L'Explication Prémisse
Cet article dit simplement que la loi fixe le principe mais que les règles pratiques seront précisées par un décret en Conseil d’État. Autrement dit, le gouvernement doit publier un texte réglementaire qui détaillera comment appliquer cette sous‑section, en particulier comment mesurer et calculer la « baisse d’activité substantielle » évoquée à l’article L.7343‑17 (périodes de référence, formules de calcul, seuils, justificatifs, etc.). Tant que ce décret n’est pas publié, les modalités concrètes ne sont pas fixées par la loi.
Une entreprise de 40 salariés constate une forte diminution de ses commandes.
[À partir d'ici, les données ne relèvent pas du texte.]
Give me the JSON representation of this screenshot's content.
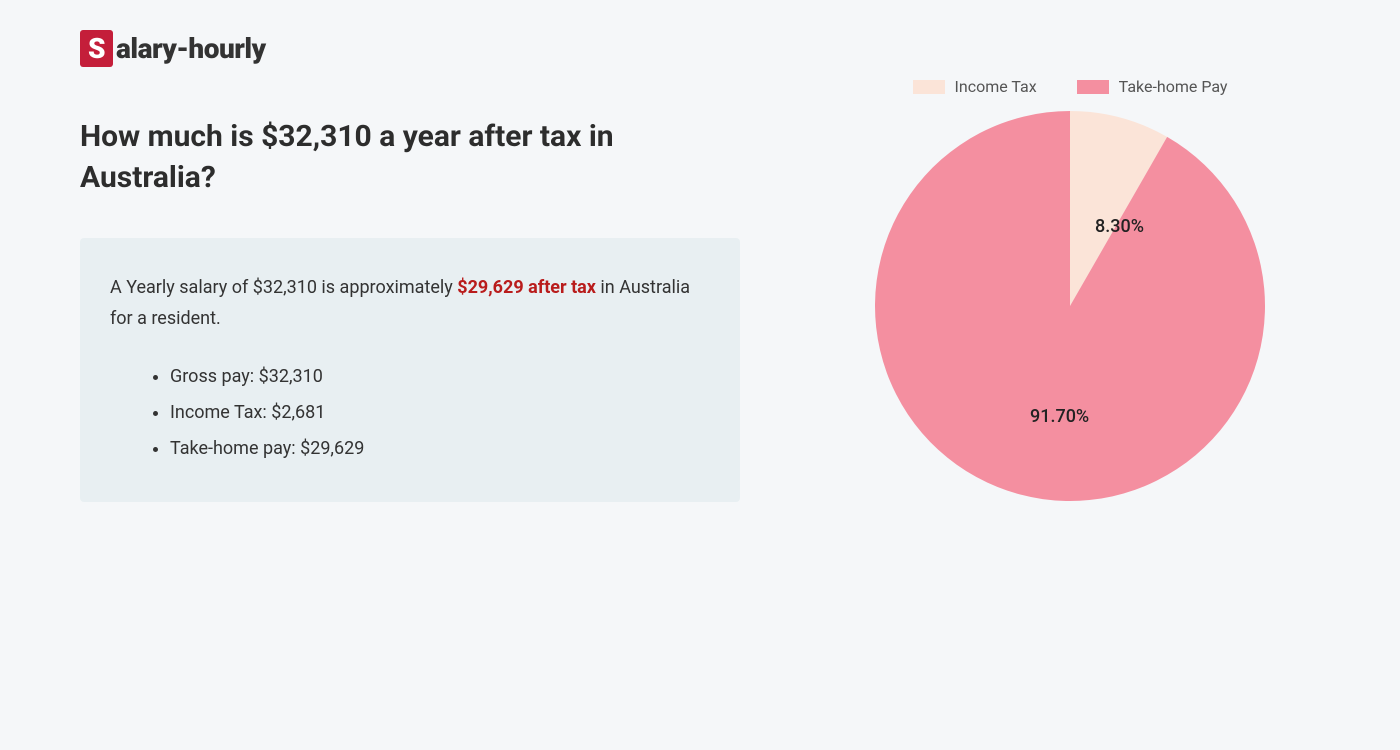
{
  "logo": {
    "s": "S",
    "rest": "alary-hourly"
  },
  "title": "How much is $32,310 a year after tax in Australia?",
  "summary": {
    "pre": "A Yearly salary of $32,310 is approximately ",
    "highlight": "$29,629 after tax",
    "post": " in Australia for a resident.",
    "items": [
      "Gross pay: $32,310",
      "Income Tax: $2,681",
      "Take-home pay: $29,629"
    ]
  },
  "chart": {
    "type": "pie",
    "size": 390,
    "slices": [
      {
        "label": "Income Tax",
        "value": 8.3,
        "display": "8.30%",
        "color": "#fbe4d8"
      },
      {
        "label": "Take-home Pay",
        "value": 91.7,
        "display": "91.70%",
        "color": "#f48fa0"
      }
    ],
    "start_angle_deg": 0,
    "background_color": "#f5f7f9",
    "label_fontsize": 18,
    "label_color": "#222222",
    "legend_fontsize": 16,
    "legend_color": "#555555",
    "swatch_width": 32,
    "swatch_height": 14
  },
  "box": {
    "background": "#e8eff2",
    "highlight_color": "#b91c1c"
  }
}
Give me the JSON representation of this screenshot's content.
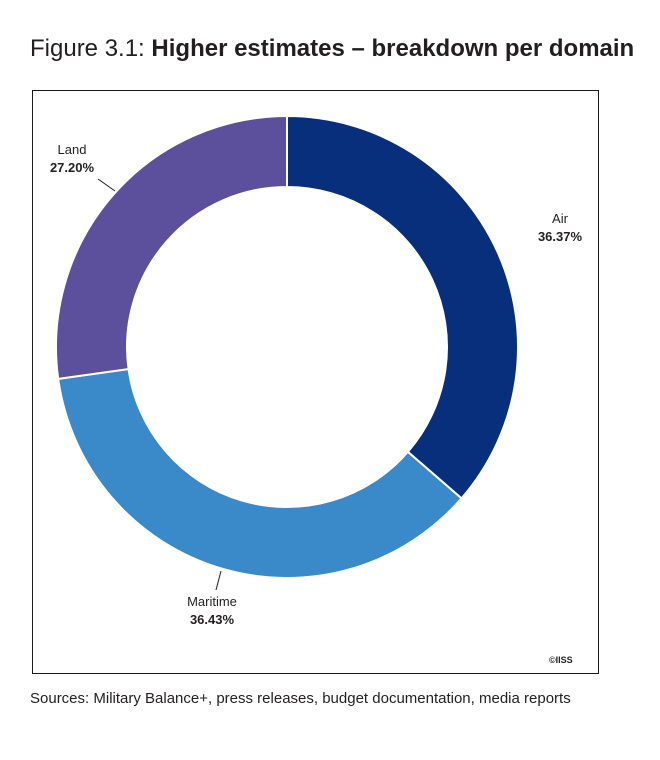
{
  "figure": {
    "number_label": "Figure 3.1: ",
    "title": "Higher estimates – breakdown per domain",
    "copyright": "©IISS",
    "source": "Sources: Military Balance+, press releases, budget documentation, media reports"
  },
  "chart_data": {
    "type": "pie",
    "donut": true,
    "start_angle_deg": 0,
    "direction": "clockwise",
    "slices": [
      {
        "name": "Air",
        "value": 36.37,
        "label": "36.37%",
        "color": "#072f7b"
      },
      {
        "name": "Maritime",
        "value": 36.43,
        "label": "36.43%",
        "color": "#3a89c9"
      },
      {
        "name": "Land",
        "value": 27.2,
        "label": "27.20%",
        "color": "#5c4f9c"
      }
    ],
    "legend": "none",
    "grid": false
  }
}
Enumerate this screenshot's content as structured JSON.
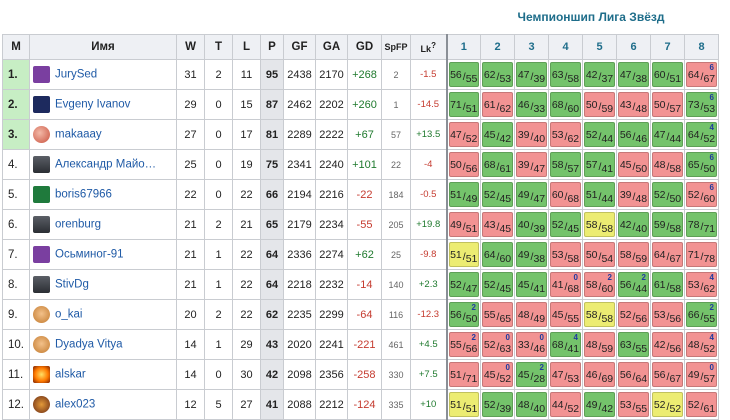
{
  "title": "Чемпионшип Лига Звёзд",
  "headers": {
    "m": "M",
    "name": "Имя",
    "w": "W",
    "t": "T",
    "l": "L",
    "p": "P",
    "gf": "GF",
    "ga": "GA",
    "gd": "GD",
    "spfp": "SpFP",
    "lk": "Lk",
    "lk_help": "?"
  },
  "match_headers": [
    "1",
    "2",
    "3",
    "4",
    "5",
    "6",
    "7",
    "8"
  ],
  "colors": {
    "win": "#74c36b",
    "loss": "#f29393",
    "draw": "#ecec72",
    "top": "#c7eec4",
    "link": "#1f5aa6",
    "accent": "#1e6d8a"
  },
  "players": [
    {
      "rank": "1.",
      "name": "JurySed",
      "avatar": "purple-shirt-avatar",
      "w": "31",
      "t": "2",
      "l": "11",
      "p": "95",
      "gf": "2438",
      "ga": "2170",
      "gd": "+268",
      "spfp": "2",
      "lk": "-1.5",
      "matches": [
        {
          "a": "56",
          "b": "55",
          "r": "w"
        },
        {
          "a": "62",
          "b": "53",
          "r": "w"
        },
        {
          "a": "47",
          "b": "39",
          "r": "w"
        },
        {
          "a": "63",
          "b": "58",
          "r": "w"
        },
        {
          "a": "42",
          "b": "37",
          "r": "w"
        },
        {
          "a": "47",
          "b": "38",
          "r": "w"
        },
        {
          "a": "60",
          "b": "51",
          "r": "w"
        },
        {
          "a": "64",
          "b": "67",
          "r": "l",
          "f": "6"
        }
      ]
    },
    {
      "rank": "2.",
      "name": "Evgeny Ivanov",
      "avatar": "navy-shirt-avatar",
      "w": "29",
      "t": "0",
      "l": "15",
      "p": "87",
      "gf": "2462",
      "ga": "2202",
      "gd": "+260",
      "spfp": "1",
      "lk": "-14.5",
      "matches": [
        {
          "a": "71",
          "b": "51",
          "r": "w"
        },
        {
          "a": "61",
          "b": "62",
          "r": "l"
        },
        {
          "a": "46",
          "b": "33",
          "r": "w"
        },
        {
          "a": "68",
          "b": "60",
          "r": "w"
        },
        {
          "a": "50",
          "b": "59",
          "r": "l"
        },
        {
          "a": "43",
          "b": "48",
          "r": "l"
        },
        {
          "a": "50",
          "b": "57",
          "r": "l"
        },
        {
          "a": "73",
          "b": "53",
          "r": "w",
          "f": "6"
        }
      ]
    },
    {
      "rank": "3.",
      "name": "makaaay",
      "avatar": "ball-avatar",
      "w": "27",
      "t": "0",
      "l": "17",
      "p": "81",
      "gf": "2289",
      "ga": "2222",
      "gd": "+67",
      "spfp": "57",
      "lk": "+13.5",
      "matches": [
        {
          "a": "47",
          "b": "52",
          "r": "l"
        },
        {
          "a": "45",
          "b": "42",
          "r": "w"
        },
        {
          "a": "39",
          "b": "40",
          "r": "l"
        },
        {
          "a": "53",
          "b": "62",
          "r": "l"
        },
        {
          "a": "52",
          "b": "44",
          "r": "w"
        },
        {
          "a": "56",
          "b": "46",
          "r": "w"
        },
        {
          "a": "47",
          "b": "44",
          "r": "w"
        },
        {
          "a": "64",
          "b": "52",
          "r": "w",
          "f": "4"
        }
      ]
    },
    {
      "rank": "4.",
      "name": "Александр Майо…",
      "avatar": "portrait-avatar",
      "w": "25",
      "t": "0",
      "l": "19",
      "p": "75",
      "gf": "2341",
      "ga": "2240",
      "gd": "+101",
      "spfp": "22",
      "lk": "-4",
      "matches": [
        {
          "a": "50",
          "b": "56",
          "r": "l"
        },
        {
          "a": "68",
          "b": "61",
          "r": "w"
        },
        {
          "a": "39",
          "b": "47",
          "r": "l"
        },
        {
          "a": "58",
          "b": "57",
          "r": "w"
        },
        {
          "a": "57",
          "b": "41",
          "r": "w"
        },
        {
          "a": "45",
          "b": "50",
          "r": "l"
        },
        {
          "a": "48",
          "b": "58",
          "r": "l"
        },
        {
          "a": "65",
          "b": "50",
          "r": "w",
          "f": "6"
        }
      ]
    },
    {
      "rank": "5.",
      "name": "boris67966",
      "avatar": "green-shirt-avatar",
      "w": "22",
      "t": "0",
      "l": "22",
      "p": "66",
      "gf": "2194",
      "ga": "2216",
      "gd": "-22",
      "spfp": "184",
      "lk": "-0.5",
      "matches": [
        {
          "a": "51",
          "b": "49",
          "r": "w"
        },
        {
          "a": "52",
          "b": "45",
          "r": "w"
        },
        {
          "a": "49",
          "b": "47",
          "r": "w"
        },
        {
          "a": "60",
          "b": "68",
          "r": "l"
        },
        {
          "a": "51",
          "b": "44",
          "r": "w"
        },
        {
          "a": "39",
          "b": "48",
          "r": "l"
        },
        {
          "a": "52",
          "b": "50",
          "r": "w"
        },
        {
          "a": "52",
          "b": "60",
          "r": "l",
          "f": "6"
        }
      ]
    },
    {
      "rank": "6.",
      "name": "orenburg",
      "avatar": "portrait-avatar",
      "w": "21",
      "t": "2",
      "l": "21",
      "p": "65",
      "gf": "2179",
      "ga": "2234",
      "gd": "-55",
      "spfp": "205",
      "lk": "+19.8",
      "matches": [
        {
          "a": "49",
          "b": "51",
          "r": "l"
        },
        {
          "a": "43",
          "b": "45",
          "r": "l"
        },
        {
          "a": "40",
          "b": "39",
          "r": "w"
        },
        {
          "a": "52",
          "b": "45",
          "r": "w"
        },
        {
          "a": "58",
          "b": "58",
          "r": "d"
        },
        {
          "a": "42",
          "b": "40",
          "r": "w"
        },
        {
          "a": "59",
          "b": "58",
          "r": "w"
        },
        {
          "a": "78",
          "b": "71",
          "r": "w"
        }
      ]
    },
    {
      "rank": "7.",
      "name": "Осьминог-91",
      "avatar": "purple-shirt-avatar",
      "w": "21",
      "t": "1",
      "l": "22",
      "p": "64",
      "gf": "2336",
      "ga": "2274",
      "gd": "+62",
      "spfp": "25",
      "lk": "-9.8",
      "matches": [
        {
          "a": "51",
          "b": "51",
          "r": "d"
        },
        {
          "a": "64",
          "b": "60",
          "r": "w"
        },
        {
          "a": "49",
          "b": "38",
          "r": "w"
        },
        {
          "a": "53",
          "b": "58",
          "r": "l"
        },
        {
          "a": "50",
          "b": "54",
          "r": "l"
        },
        {
          "a": "58",
          "b": "59",
          "r": "l"
        },
        {
          "a": "64",
          "b": "67",
          "r": "l"
        },
        {
          "a": "71",
          "b": "78",
          "r": "l"
        }
      ]
    },
    {
      "rank": "8.",
      "name": "StivDg",
      "avatar": "portrait-avatar",
      "w": "21",
      "t": "1",
      "l": "22",
      "p": "64",
      "gf": "2218",
      "ga": "2232",
      "gd": "-14",
      "spfp": "140",
      "lk": "+2.3",
      "matches": [
        {
          "a": "52",
          "b": "47",
          "r": "w"
        },
        {
          "a": "52",
          "b": "45",
          "r": "w"
        },
        {
          "a": "45",
          "b": "41",
          "r": "w"
        },
        {
          "a": "41",
          "b": "68",
          "r": "l",
          "f": "0"
        },
        {
          "a": "58",
          "b": "60",
          "r": "l",
          "f": "2"
        },
        {
          "a": "56",
          "b": "44",
          "r": "w",
          "f": "2"
        },
        {
          "a": "61",
          "b": "58",
          "r": "w"
        },
        {
          "a": "53",
          "b": "62",
          "r": "l",
          "f": "4"
        }
      ]
    },
    {
      "rank": "9.",
      "name": "o_kai",
      "avatar": "face-avatar",
      "w": "20",
      "t": "2",
      "l": "22",
      "p": "62",
      "gf": "2235",
      "ga": "2299",
      "gd": "-64",
      "spfp": "116",
      "lk": "-12.3",
      "matches": [
        {
          "a": "56",
          "b": "50",
          "r": "w",
          "f": "2"
        },
        {
          "a": "55",
          "b": "65",
          "r": "l"
        },
        {
          "a": "48",
          "b": "49",
          "r": "l"
        },
        {
          "a": "45",
          "b": "55",
          "r": "l"
        },
        {
          "a": "58",
          "b": "58",
          "r": "d"
        },
        {
          "a": "52",
          "b": "56",
          "r": "l"
        },
        {
          "a": "53",
          "b": "56",
          "r": "l"
        },
        {
          "a": "66",
          "b": "55",
          "r": "w",
          "f": "2"
        }
      ]
    },
    {
      "rank": "10.",
      "name": "Dyadya Vitya",
      "avatar": "face-avatar",
      "w": "14",
      "t": "1",
      "l": "29",
      "p": "43",
      "gf": "2020",
      "ga": "2241",
      "gd": "-221",
      "spfp": "461",
      "lk": "+4.5",
      "matches": [
        {
          "a": "55",
          "b": "56",
          "r": "l",
          "f": "2"
        },
        {
          "a": "52",
          "b": "63",
          "r": "l",
          "f": "0"
        },
        {
          "a": "33",
          "b": "46",
          "r": "l",
          "f": "0"
        },
        {
          "a": "68",
          "b": "41",
          "r": "w",
          "f": "4"
        },
        {
          "a": "48",
          "b": "59",
          "r": "l"
        },
        {
          "a": "63",
          "b": "55",
          "r": "w"
        },
        {
          "a": "42",
          "b": "56",
          "r": "l"
        },
        {
          "a": "48",
          "b": "52",
          "r": "l",
          "f": "4"
        }
      ]
    },
    {
      "rank": "11.",
      "name": "alskar",
      "avatar": "explosion-avatar",
      "w": "14",
      "t": "0",
      "l": "30",
      "p": "42",
      "gf": "2098",
      "ga": "2356",
      "gd": "-258",
      "spfp": "330",
      "lk": "+7.5",
      "matches": [
        {
          "a": "51",
          "b": "71",
          "r": "l"
        },
        {
          "a": "45",
          "b": "52",
          "r": "l",
          "f": "0"
        },
        {
          "a": "45",
          "b": "28",
          "r": "w",
          "f": "2"
        },
        {
          "a": "47",
          "b": "53",
          "r": "l"
        },
        {
          "a": "46",
          "b": "69",
          "r": "l"
        },
        {
          "a": "56",
          "b": "64",
          "r": "l"
        },
        {
          "a": "56",
          "b": "67",
          "r": "l"
        },
        {
          "a": "49",
          "b": "57",
          "r": "l",
          "f": "0"
        }
      ]
    },
    {
      "rank": "12.",
      "name": "alex023",
      "avatar": "dragon-avatar",
      "w": "12",
      "t": "5",
      "l": "27",
      "p": "41",
      "gf": "2088",
      "ga": "2212",
      "gd": "-124",
      "spfp": "335",
      "lk": "+10",
      "matches": [
        {
          "a": "51",
          "b": "51",
          "r": "d"
        },
        {
          "a": "52",
          "b": "39",
          "r": "w"
        },
        {
          "a": "48",
          "b": "40",
          "r": "w"
        },
        {
          "a": "44",
          "b": "52",
          "r": "l"
        },
        {
          "a": "49",
          "b": "42",
          "r": "w"
        },
        {
          "a": "53",
          "b": "55",
          "r": "l"
        },
        {
          "a": "52",
          "b": "52",
          "r": "d"
        },
        {
          "a": "52",
          "b": "61",
          "r": "l"
        }
      ]
    }
  ]
}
Pour savoir si elle peut bénéficier des mesures prévues par la sous‑section (par ex. adaptations d’horaires, aides, dispositifs spécifiques), elle ne doit pas se baser sur une impression générale : elle appliquera les règles et la formule de calcul de la « baisse d’activité substantielle » telles que précisées par le décret. Ce décret indiquera, par exemple, si la baisse se calcule en comparant les chiffres à la même période de l’année précédente, sur une moyenne mobile de plusieurs mois, ou selon le chiffre d’affaires hors taxe ; l’entreprise utilisera ensuite ce mode de calcul pour établir sa demande et fournir les justificatifs requis.
- La loi délègue au pouvoir exécutif la fixation des modalités d’application de la sous‑section.
- Le décret en Conseil d’État précisera notamment : périodes de référence, méthode de calcul, seuils retenus, justificatifs exigés et modalités pratiques.
- Sans ce décret, les règles concrètes d’appréciation de la « baisse d’activité substantielle » ne sont pas définies par la loi elle‑même.
- Employeurs et représentants du personnel doivent se référer au décret pour déterminer l’éligibilité aux mesures et pour constituer un dossier justificatif.
- La mise en œuvre administrative (procédures, délais, voies de contrôle/recours) dépendra aussi des dispositions prises par le décret.